5.11.3.1.1 scsi_mq_ops
最新scsi驱动使用的多队列函数操作集合,老的单队列处理函数是scsi_request_fn。
static const struct blk_mq_ops scsi_mq_ops = {
.get_budget = scsi_mq_get_budget,
.put_budget = scsi_mq_put_budget,
.queue_rq = scsi_queue_rq,
.complete = scsi_softirq_done,
.timeout = scsi_timeout,
#ifdef CONFIG_BLK_DEBUG_FS
.show_rq = scsi_show_rq,
#endif
.init_request = scsi_mq_init_request,
.exit_request = scsi_mq_exit_request,
.initialize_rq_fn = scsi_initialize_rq,
.map_queues = scsi_map_queues,
};
6 函数:主要函数
6.1 多队列
6.1.1 blk_mq_flush_plug_list
多队列中刷plug队列中请求的函数。
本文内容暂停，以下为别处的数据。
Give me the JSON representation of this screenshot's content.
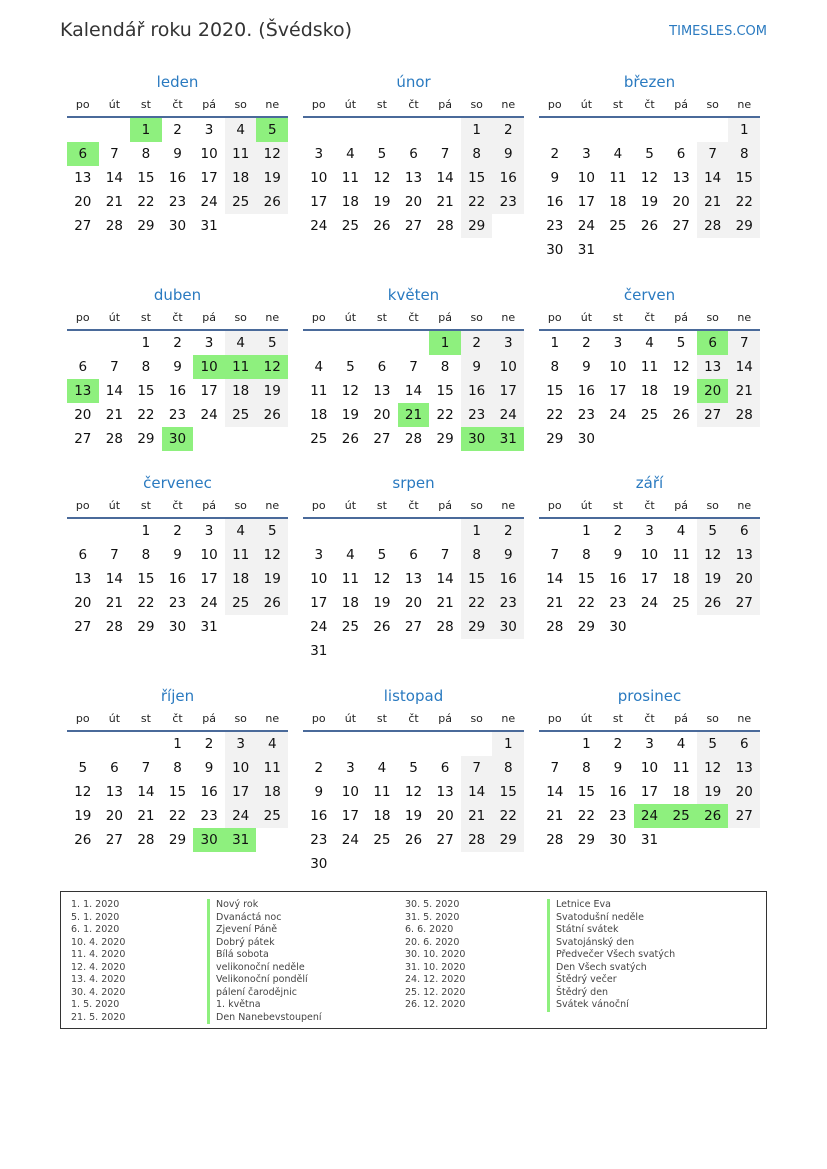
{
  "header": {
    "title": "Kalendář roku 2020. (Švédsko)",
    "brand": "TIMESLES.COM"
  },
  "weekdays": [
    "po",
    "út",
    "st",
    "čt",
    "pá",
    "so",
    "ne"
  ],
  "colors": {
    "holiday": "#8ef07e",
    "weekend": "#f2f2f2",
    "accent": "#2a7ac0"
  },
  "months": [
    {
      "name": "leden",
      "start_weekday": "st",
      "days": 31,
      "holidays": [
        1,
        5,
        6
      ]
    },
    {
      "name": "únor",
      "start_weekday": "so",
      "days": 29,
      "holidays": []
    },
    {
      "name": "březen",
      "start_weekday": "ne",
      "days": 31,
      "holidays": []
    },
    {
      "name": "duben",
      "start_weekday": "st",
      "days": 30,
      "holidays": [
        10,
        11,
        12,
        13,
        30
      ]
    },
    {
      "name": "květen",
      "start_weekday": "pá",
      "days": 31,
      "holidays": [
        1,
        21,
        30,
        31
      ]
    },
    {
      "name": "červen",
      "start_weekday": "po",
      "days": 30,
      "holidays": [
        6,
        20
      ]
    },
    {
      "name": "červenec",
      "start_weekday": "st",
      "days": 31,
      "holidays": []
    },
    {
      "name": "srpen",
      "start_weekday": "so",
      "days": 31,
      "holidays": []
    },
    {
      "name": "září",
      "start_weekday": "út",
      "days": 30,
      "holidays": []
    },
    {
      "name": "říjen",
      "start_weekday": "čt",
      "days": 31,
      "holidays": [
        30,
        31
      ]
    },
    {
      "name": "listopad",
      "start_weekday": "ne",
      "days": 30,
      "holidays": []
    },
    {
      "name": "prosinec",
      "start_weekday": "út",
      "days": 31,
      "holidays": [
        24,
        25,
        26
      ]
    }
  ],
  "legend": [
    {
      "date": "1. 1. 2020",
      "name": "Nový rok"
    },
    {
      "date": "5. 1. 2020",
      "name": "Dvanáctá noc"
    },
    {
      "date": "6. 1. 2020",
      "name": "Zjevení Páně"
    },
    {
      "date": "10. 4. 2020",
      "name": "Dobrý pátek"
    },
    {
      "date": "11. 4. 2020",
      "name": "Bílá sobota"
    },
    {
      "date": "12. 4. 2020",
      "name": "velikonoční neděle"
    },
    {
      "date": "13. 4. 2020",
      "name": "Velikonoční pondělí"
    },
    {
      "date": "30. 4. 2020",
      "name": "pálení čarodějnic"
    },
    {
      "date": "1. 5. 2020",
      "name": "1. května"
    },
    {
      "date": "21. 5. 2020",
      "name": "Den Nanebevstoupení"
    },
    {
      "date": "30. 5. 2020",
      "name": "Letnice Eva"
    },
    {
      "date": "31. 5. 2020",
      "name": "Svatodušní neděle"
    },
    {
      "date": "6. 6. 2020",
      "name": "Státní svátek"
    },
    {
      "date": "20. 6. 2020",
      "name": "Svatojánský den"
    },
    {
      "date": "30. 10. 2020",
      "name": "Předvečer Všech svatých"
    },
    {
      "date": "31. 10. 2020",
      "name": "Den Všech svatých"
    },
    {
      "date": "24. 12. 2020",
      "name": "Štědrý večer"
    },
    {
      "date": "25. 12. 2020",
      "name": "Štědrý den"
    },
    {
      "date": "26. 12. 2020",
      "name": "Svátek vánoční"
    }
  ]
}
会有blk_flush_plug_list函数调用。
6.1.2 blk_mq_make_request多队列块入口
这个函数和单队列的blk_queue_bio对立,是多队列的入口函数。整个函数逻辑也体现了多队列中io的处理流程。
总体逻辑和单队列的blk_queue_bio函数非常相似。
如果能够合入到进程的plug队列中就直接合入后并返回。否则,通过函数blk_mq_sched_bio_merge来进行合并到请求队列中。不管合并到哪里,都分为向前合并和向后合并两种方式。
如果不能合并bio,则需要根据bio来生成一个request结构体。新产生的request会根据bio有多种执行分支,判断条件有flush操作、sync、plug等,最终都是调用blk_mq_run_hw_queue来向设备发起io请求。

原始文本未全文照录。